Dan’s extraordinary record of work in youth sports makes him the perfect person to serve as the first Gwendolyn Norrell Professor. He has a distinguished record of drawing on research, including his own work, to improve the well-being of athletes, particularly through the education of coaches. He’s a shining example of our college’s commitment to using the best available research to transform lives.Dean Robert E. Floden
Outreach has been a pillar in his career, including serving on U.S. Olympic Committees, several national governing bodies and with community-based youth sport organizations. For more than a decade, he has worked with Detroit PAL, a nonprofit dedicated to giving kids safe and supportive places to play, and has helped to impact the lives of more than 12,000 children in the city. He has also been highly involved with the Michigan High School Athletic Association, helping the organization develop its coaching education and leadership training programs for student-athletes.
“I am passionate about conducting research on practical issues critical to those working in the world of sport and then working to translate what was learned to help sport stakeholders maximize the benefits of sport participation. Helping everyone involved reap the benefits of educational athletics is what I am most proud of,” Gould said.
He came to MSU in 1977, and was one of the first two tenure-line faculty members to be come part of the then-new Institute for the Study of Youth Sports in March 1979. Gould left MSU in 1982, but returned in 2004 as a professor and director for the Institute.
The professorship comes with funding for research to further the field, and Gould plans to expand upon two distinct areas of research: understanding and coaching Generation Z athletes, or those born after 1996, and leadership building through being a sport captain.
Dan’s influence on youth sport scholarship cannot be understated. Through his productive research agenda, excellence in graduate student mentoring and undergraduate instruction, community-based outreach, and leadership of the Institute for the Study of Youth Sports, he has meaningfully advanced the promotion of healthy, safe, and transformational sport experiences for young people.Alan L. Smith, chairperson of the Department of Kinesiology
“Gen Z athletes are the first generation of youth who have grown up in a totally digital world,” he said.
They are skilled in technology, are well-educated—and, as Gould theorized, are thought to lack independence, have short attention spans and need frequent feedback. He wants to expand upon his previous research to examine how these characteristics might influence their coaches’ perceptions, challenges to working with Gen Z athletes and effective coaching strategies for helping those youth develop.
Additionally, Gould will further his research on examining how young people learn to lead through the sport team captaincy experience.

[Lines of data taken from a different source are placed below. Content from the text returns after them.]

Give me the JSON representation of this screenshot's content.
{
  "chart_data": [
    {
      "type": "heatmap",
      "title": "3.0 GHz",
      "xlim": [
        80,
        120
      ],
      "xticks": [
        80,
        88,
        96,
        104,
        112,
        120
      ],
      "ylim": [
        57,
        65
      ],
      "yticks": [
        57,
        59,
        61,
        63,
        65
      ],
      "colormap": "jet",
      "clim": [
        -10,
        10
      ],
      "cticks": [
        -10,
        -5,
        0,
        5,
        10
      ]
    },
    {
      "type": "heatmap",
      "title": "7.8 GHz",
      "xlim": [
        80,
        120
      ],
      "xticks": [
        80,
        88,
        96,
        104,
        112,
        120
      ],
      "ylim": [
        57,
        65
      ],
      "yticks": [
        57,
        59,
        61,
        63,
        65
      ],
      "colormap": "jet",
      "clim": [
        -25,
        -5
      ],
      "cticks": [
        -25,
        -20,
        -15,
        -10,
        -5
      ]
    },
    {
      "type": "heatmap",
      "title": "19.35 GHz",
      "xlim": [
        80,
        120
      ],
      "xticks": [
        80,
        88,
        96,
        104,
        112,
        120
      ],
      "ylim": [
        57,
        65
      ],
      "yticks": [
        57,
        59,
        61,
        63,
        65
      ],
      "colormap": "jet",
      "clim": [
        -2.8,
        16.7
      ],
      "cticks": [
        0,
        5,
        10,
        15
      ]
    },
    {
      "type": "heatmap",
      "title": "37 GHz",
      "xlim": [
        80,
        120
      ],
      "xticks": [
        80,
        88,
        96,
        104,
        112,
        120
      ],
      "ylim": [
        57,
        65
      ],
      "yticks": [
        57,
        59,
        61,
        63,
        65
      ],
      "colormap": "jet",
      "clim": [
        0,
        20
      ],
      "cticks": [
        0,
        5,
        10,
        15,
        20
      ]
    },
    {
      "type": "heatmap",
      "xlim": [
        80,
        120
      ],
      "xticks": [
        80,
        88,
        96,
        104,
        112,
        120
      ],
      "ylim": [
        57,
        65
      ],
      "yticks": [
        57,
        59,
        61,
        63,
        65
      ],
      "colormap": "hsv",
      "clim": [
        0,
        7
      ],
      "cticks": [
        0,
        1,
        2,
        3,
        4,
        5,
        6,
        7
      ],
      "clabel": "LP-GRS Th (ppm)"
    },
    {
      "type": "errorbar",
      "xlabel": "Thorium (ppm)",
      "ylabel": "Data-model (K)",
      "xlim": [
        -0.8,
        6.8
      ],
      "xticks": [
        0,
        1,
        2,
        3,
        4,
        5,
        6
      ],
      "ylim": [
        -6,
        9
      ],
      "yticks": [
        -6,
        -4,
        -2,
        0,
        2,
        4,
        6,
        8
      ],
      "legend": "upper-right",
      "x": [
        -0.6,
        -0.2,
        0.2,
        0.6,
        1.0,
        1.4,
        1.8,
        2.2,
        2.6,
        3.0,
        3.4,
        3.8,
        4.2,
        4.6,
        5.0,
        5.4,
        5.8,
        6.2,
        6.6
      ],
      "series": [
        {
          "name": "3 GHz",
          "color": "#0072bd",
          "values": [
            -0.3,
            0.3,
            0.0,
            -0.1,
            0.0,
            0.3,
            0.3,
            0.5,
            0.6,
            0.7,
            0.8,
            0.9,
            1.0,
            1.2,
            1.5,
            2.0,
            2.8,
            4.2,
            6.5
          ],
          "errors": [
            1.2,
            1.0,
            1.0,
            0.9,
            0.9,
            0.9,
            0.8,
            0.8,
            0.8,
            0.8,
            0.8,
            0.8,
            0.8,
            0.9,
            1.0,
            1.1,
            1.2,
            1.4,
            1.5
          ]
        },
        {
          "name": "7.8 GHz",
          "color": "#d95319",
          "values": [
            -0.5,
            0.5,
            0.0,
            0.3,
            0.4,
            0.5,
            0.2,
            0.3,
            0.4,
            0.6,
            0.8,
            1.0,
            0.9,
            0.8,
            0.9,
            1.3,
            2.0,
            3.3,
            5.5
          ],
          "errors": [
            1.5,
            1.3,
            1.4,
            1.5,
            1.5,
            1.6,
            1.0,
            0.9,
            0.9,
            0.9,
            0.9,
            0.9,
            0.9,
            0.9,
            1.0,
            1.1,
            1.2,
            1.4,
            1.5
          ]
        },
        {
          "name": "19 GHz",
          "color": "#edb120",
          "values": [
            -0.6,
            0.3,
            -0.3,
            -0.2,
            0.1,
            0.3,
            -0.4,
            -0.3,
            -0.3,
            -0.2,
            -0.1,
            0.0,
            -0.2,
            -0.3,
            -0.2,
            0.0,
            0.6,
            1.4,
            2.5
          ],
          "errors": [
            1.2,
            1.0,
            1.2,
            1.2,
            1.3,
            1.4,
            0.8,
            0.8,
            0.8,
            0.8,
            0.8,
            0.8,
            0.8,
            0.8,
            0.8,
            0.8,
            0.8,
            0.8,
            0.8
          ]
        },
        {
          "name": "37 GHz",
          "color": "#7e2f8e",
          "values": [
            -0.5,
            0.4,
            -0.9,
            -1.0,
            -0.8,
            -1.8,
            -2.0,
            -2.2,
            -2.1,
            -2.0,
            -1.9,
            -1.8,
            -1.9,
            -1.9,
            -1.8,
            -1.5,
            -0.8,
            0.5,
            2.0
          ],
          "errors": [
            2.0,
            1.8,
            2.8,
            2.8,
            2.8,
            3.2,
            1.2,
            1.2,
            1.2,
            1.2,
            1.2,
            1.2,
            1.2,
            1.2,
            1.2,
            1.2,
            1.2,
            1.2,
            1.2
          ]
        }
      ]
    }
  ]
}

What do these captains learn, and how might coaches help them get there? He’ll look into how training can be facilitated, and how lessons learned can be applied on and off the field.
Both avenues of research will continue throughout the three-year appointment for the professorship. Gould’s appointment is effective immediately, and continues through June 2022.

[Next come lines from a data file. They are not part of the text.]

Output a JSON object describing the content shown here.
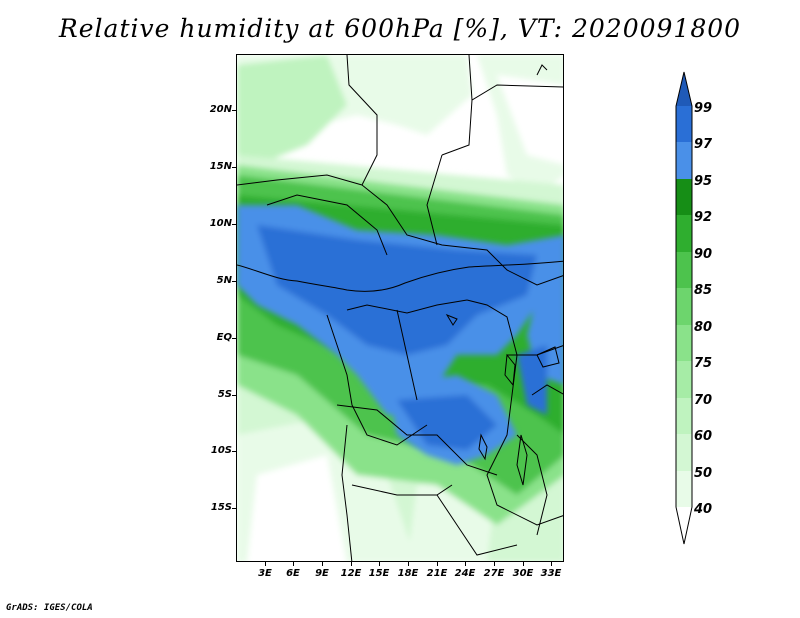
{
  "title": "Relative humidity at 600hPa [%], VT: 2020091800",
  "credit": "GrADS: IGES/COLA",
  "map": {
    "lat_labels": [
      "20N",
      "15N",
      "10N",
      "5N",
      "EQ",
      "5S",
      "10S",
      "15S"
    ],
    "lon_labels": [
      "3E",
      "6E",
      "9E",
      "12E",
      "15E",
      "18E",
      "21E",
      "24E",
      "27E",
      "30E",
      "33E"
    ]
  },
  "colorbar": {
    "labels": [
      "99",
      "97",
      "95",
      "92",
      "90",
      "85",
      "80",
      "75",
      "70",
      "60",
      "50",
      "40"
    ],
    "colors": {
      "lt40": "#ffffff",
      "40_50": "#e8fbe8",
      "50_60": "#d3f7d3",
      "60_70": "#bff3bf",
      "70_75": "#a6eca6",
      "75_80": "#8ae28a",
      "80_85": "#6dd56d",
      "85_90": "#4dc34d",
      "90_92": "#2fae2f",
      "92_95": "#168e16",
      "95_97": "#4a90e8",
      "97_99": "#2a6fd6",
      "gt99": "#1f5ab8"
    }
  }
}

- The Institute for the Study of Youth Sports held a conference in 2018 marking 40 years of impact on the field.
- In 2019, the Institute hosted the fifth annual Summer Coaches’ School, with the theme of Coaching Today’s Athletes.
- Gould has received awards and honors for his outreach, including: the Detroit PAL Varner/Tenbusch Game Changer Award (2014), the MSU Outreach Scholarship Community Partnership Award (2013) and an honorary doctorate degree from Vrije Universiteit Brussel in Belgium (2009).
- Gould was named to the Science Board of the President’s Council on Fitness, Sports and Nutrition (2014-17).